Un’infermiera dipendente dell’allora Azienda ospedaliera «Bolognini» di Seriate è stata condannata a risarcire l’azienda ospedaliera per la quale lavorava all’epoca dei fatti di un importo complessivo di 66.000 euro.
La professionista aveva pensato di arrotondare il suo stipendio di dipendente pubblico lavorando presso due case di riposo private nei frequenti periodi di malattia o infortunio sul lavoro.
La concomitanza dei bonifici effettuati dagli amministratori della struttura con i periodi di assenza forzata dall’ospedale (compresi tra il mese di giugno 2006 e ottobre 2007) ha insospettito gli inquirenti generando precedenti risvolti penali.
L’infermiera è già stata infatti condannata in via definitiva dal Tribunale di Bergamo a due mesi e 20 giorni di reclusione e a 100 euro di multa (al termine di un giudizio con rito abbreviato) per truffa aggravata (commessa ai danni della suddetta azienda ospedaliera, nonché dell’Inps e dell’Inail).
La 67enne, si è sempre difesa facendo riferimento
«a una serie di dolorose vicende personali ed economiche, le quali avrebbero integrato uno stato di bisogno e di necessità». Della vicenda hanno finito per occuparsi anche i giudici della Corte dei Conti . Ma se in primo grado la sezione lombarda aveva optato per una richiesta di risarcimento del danno patrimoniale più contenuta (14 mila euro), la sezione d’appello, attivata da un atto di impugnazione della Procura erariale lombarda, ha inasprito la pena, condannando l’infermiera convenuta a risarcire all’azienda ospedaliera di Seriate oltre 66 mila euro.
Tale somma è equivalente ai compensi ricevuti per le attività extra-lavorative.

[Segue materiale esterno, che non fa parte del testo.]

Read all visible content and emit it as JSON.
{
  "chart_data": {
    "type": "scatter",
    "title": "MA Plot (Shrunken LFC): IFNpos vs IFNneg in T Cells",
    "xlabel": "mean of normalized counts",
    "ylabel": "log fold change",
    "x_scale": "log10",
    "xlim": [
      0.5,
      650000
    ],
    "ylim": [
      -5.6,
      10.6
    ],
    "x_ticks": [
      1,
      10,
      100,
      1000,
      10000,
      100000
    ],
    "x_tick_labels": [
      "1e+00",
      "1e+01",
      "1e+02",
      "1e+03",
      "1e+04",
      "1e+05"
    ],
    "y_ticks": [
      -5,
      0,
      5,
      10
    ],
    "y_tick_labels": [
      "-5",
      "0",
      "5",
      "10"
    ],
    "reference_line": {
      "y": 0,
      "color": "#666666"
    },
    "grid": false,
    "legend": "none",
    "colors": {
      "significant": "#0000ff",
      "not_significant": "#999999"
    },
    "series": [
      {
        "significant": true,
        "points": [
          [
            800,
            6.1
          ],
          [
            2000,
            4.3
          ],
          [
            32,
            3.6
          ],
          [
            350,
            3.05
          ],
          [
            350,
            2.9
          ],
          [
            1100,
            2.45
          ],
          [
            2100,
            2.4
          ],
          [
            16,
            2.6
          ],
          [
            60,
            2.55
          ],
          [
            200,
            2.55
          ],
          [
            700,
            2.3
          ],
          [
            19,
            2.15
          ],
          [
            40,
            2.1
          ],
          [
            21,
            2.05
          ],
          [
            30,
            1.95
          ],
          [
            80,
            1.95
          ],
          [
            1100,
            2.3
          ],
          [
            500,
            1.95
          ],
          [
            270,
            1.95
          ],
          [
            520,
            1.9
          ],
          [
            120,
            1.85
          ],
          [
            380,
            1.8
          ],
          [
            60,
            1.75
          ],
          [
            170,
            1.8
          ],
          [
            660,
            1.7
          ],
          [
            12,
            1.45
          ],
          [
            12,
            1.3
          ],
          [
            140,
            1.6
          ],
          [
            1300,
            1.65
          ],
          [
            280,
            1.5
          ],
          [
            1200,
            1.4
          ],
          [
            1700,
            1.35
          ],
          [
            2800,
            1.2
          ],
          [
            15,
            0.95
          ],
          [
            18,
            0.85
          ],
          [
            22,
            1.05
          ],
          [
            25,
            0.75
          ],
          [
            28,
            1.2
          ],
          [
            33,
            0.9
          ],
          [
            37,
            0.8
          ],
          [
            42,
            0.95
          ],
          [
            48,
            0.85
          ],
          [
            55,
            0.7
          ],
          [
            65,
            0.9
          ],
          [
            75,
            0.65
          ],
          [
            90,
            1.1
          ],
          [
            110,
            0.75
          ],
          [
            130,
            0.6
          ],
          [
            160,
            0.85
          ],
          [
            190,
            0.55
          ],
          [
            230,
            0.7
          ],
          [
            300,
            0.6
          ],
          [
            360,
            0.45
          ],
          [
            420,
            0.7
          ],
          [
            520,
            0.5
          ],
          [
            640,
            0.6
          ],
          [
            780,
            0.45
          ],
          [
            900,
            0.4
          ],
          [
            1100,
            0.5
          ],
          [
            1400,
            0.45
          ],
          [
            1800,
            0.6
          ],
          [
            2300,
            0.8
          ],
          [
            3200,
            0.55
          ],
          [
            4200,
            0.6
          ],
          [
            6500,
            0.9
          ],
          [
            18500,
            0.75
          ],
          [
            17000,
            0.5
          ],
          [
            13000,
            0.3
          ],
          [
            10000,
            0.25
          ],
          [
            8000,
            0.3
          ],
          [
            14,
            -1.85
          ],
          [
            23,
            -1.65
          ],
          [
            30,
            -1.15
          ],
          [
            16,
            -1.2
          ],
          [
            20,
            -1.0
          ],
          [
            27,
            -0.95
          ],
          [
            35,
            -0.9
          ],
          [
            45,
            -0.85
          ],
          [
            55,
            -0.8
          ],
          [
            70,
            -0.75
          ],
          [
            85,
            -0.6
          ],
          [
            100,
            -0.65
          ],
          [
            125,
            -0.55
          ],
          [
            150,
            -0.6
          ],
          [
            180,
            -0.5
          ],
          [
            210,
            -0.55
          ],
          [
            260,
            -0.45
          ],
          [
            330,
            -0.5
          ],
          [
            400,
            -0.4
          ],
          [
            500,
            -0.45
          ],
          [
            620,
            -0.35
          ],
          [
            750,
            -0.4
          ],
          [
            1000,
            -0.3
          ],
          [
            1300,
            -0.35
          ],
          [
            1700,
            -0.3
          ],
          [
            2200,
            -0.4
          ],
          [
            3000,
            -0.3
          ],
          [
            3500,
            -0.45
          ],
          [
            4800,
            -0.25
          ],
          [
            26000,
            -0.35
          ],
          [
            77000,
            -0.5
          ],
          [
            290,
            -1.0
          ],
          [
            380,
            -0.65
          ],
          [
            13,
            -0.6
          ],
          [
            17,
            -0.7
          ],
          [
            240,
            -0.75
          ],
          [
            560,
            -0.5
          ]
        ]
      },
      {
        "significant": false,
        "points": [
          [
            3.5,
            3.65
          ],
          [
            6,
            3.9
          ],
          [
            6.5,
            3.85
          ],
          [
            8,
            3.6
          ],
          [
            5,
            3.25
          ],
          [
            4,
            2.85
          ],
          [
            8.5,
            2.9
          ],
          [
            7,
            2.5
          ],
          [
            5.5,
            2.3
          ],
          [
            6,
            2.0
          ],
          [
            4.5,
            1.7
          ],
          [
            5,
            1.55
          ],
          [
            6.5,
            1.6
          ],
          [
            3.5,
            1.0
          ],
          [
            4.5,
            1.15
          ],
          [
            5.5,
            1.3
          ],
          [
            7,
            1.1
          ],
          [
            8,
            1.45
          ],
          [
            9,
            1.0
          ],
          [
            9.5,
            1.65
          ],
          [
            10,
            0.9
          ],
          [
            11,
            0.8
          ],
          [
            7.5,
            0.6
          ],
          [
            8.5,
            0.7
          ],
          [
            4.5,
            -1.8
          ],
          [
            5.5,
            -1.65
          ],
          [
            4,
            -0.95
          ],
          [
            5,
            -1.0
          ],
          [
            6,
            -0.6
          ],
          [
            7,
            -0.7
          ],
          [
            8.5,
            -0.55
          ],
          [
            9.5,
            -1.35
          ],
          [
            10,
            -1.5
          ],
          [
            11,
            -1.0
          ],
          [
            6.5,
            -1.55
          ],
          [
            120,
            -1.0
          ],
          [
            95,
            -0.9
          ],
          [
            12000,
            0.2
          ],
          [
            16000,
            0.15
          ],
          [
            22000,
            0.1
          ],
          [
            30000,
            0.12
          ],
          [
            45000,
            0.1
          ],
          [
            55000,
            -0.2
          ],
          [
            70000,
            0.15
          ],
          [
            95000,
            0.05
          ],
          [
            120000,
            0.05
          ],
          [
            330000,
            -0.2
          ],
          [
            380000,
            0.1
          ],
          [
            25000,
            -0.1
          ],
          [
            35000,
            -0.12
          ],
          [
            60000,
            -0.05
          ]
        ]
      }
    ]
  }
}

I giudici contabili hanno condannato la donna specificando che «per quelle attività si è guardata bene dal chiedere preventivamente un’autorizzazione all’azienda ospedaliera» e perché l’infermiera «non ha mai riversato a vantaggio dell’Azienda ospedaliera quei compensi». Agendo un questo modo ha infranto i principi cardine di comportamento imposti per legge a tutti i dipendenti pubblici.